Here's a search that should be able to do this correlation for you and build a table of results showing time, search string, user and client IP for each search that contains the delete command:


index=_internal source=*/web_access.log "/services/search/jobs/"
| rex "/services/search/jobs/(?<search_id>[\d\.]+)"
| join search_id
[search index=_audit delete
| rex "search='(?<search>.*?)', autojoin"
| regex search="\|\s*delete"
| replace '*' with * in search_id
| fields _time, user, search, search_id]
| stats min(_time) AS _time first(clientip) AS "client IP" first(user) AS User values(search) AS search by search_id
| rename search_id AS "search ID"

alacercogitatus
SplunkTrust
SplunkTrust

I will also comment on here that you may want to remove the "can_delete" role from users if you are concerned with the ability to delete events. http://docs.splunk.com/Documentation/Splunk/latest/SearchReference/Delete#Description

kmeeks_splunk
Splunk Employee
Splunk Employee

You can see the "delete" activity from the auditlog (so inside the splunk search window type - index=_audit sourcetype=audittrail delete). This will show you all the delete activity. This will also provide you with a search_id. You can locate this search id within the sourcetype="splunk_web_access" within the _internal index. For example: index=_internal sourcetype="splunk_web_access sid=. This will produce the actual web access log that executed the delete command. Providing for you, the IP address and the username.

Hopefully this helps.

View solution in original post

DaveSavage
Builder

Thanks kmeeks - very elegant!

0 Karma

soc_splunk
Explorer

Fantastic, Thanks! That works.

0 Karma

DaveSavage
Builder

A familiar challenge, at least to us. We implemented named people and a naming policy as the individual is responsible for their code of conduct. I would negotiate with the auditor around the use of IP addresses - yes, nice to have but of no use if they use a hot desk facility, remote in from home etc etc etc?
Having said all that, there is a useful field Source_Network_Address on WinEventLog:Security 😉

0 Karma

soc_splunk
Explorer

Hi Dave,

Thanks for the input.

Actually we had attempted to blow the auditor away with our "automated investigation with Splunk" - A user performs an action (e.g. accesses a customer's account), Splunk then looks up vacation data to see if that user is scheduled to work, then the access control logs to see if they're in the Building or VPN logs if they're not, then checks if the computer they're logged in to with AD is the same as the one corresponding to the account access, then if the user is allowed to access the account in question and then alert as appropriate if one or more items do not comply.

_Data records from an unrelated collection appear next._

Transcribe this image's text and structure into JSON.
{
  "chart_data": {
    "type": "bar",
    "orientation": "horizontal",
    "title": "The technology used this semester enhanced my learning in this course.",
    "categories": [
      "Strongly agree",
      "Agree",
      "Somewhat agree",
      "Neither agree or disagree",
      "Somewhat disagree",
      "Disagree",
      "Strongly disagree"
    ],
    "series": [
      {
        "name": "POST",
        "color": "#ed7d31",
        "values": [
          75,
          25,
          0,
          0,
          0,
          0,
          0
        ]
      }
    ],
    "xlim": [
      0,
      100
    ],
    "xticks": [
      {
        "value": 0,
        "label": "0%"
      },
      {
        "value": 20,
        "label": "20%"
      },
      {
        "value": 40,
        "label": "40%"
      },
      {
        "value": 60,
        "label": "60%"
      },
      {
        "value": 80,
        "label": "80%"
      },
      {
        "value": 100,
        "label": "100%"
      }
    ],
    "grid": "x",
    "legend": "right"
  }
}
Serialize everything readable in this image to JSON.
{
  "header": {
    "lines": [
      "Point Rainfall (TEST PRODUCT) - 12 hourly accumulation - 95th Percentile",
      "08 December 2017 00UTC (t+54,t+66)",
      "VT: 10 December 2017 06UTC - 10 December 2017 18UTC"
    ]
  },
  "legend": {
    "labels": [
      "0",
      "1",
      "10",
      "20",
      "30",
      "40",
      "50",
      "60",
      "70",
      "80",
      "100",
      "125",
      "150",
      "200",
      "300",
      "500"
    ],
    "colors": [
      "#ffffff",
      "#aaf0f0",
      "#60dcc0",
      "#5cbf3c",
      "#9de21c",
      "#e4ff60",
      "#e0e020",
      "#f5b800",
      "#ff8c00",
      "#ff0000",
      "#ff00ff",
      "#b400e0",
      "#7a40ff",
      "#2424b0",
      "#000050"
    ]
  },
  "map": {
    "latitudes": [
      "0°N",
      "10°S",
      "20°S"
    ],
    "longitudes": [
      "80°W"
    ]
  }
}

So the auditor asked "what if an account is hijacked and someone deletes the logs from that account" - Which basically throws our investigation abilities out the window. Any user with that option (currently only me) can just say their account was hijacked. It's a "who guards the guards" game.

Regards,

Ken

DaveSavage
Builder

Yes, see your challenge, that's a fairly rigorous series of checks you are performing!
kmeeks has covered all of the bases. I'd only add from recent experience:
Access and roles - defined and limited not only within Splunk but from the OS / access layer
Policy - both written (as say RMADS) and the Windows type (if that is your OS)
Security Admin to guard for you, daily checks (per policy), security incident process for queries even if false positives
Look at some other apps / plug ins. (UK)GPG13 has similar requirements to PCI by Eqalis. Not a plug, still a fair bit of work to deploy.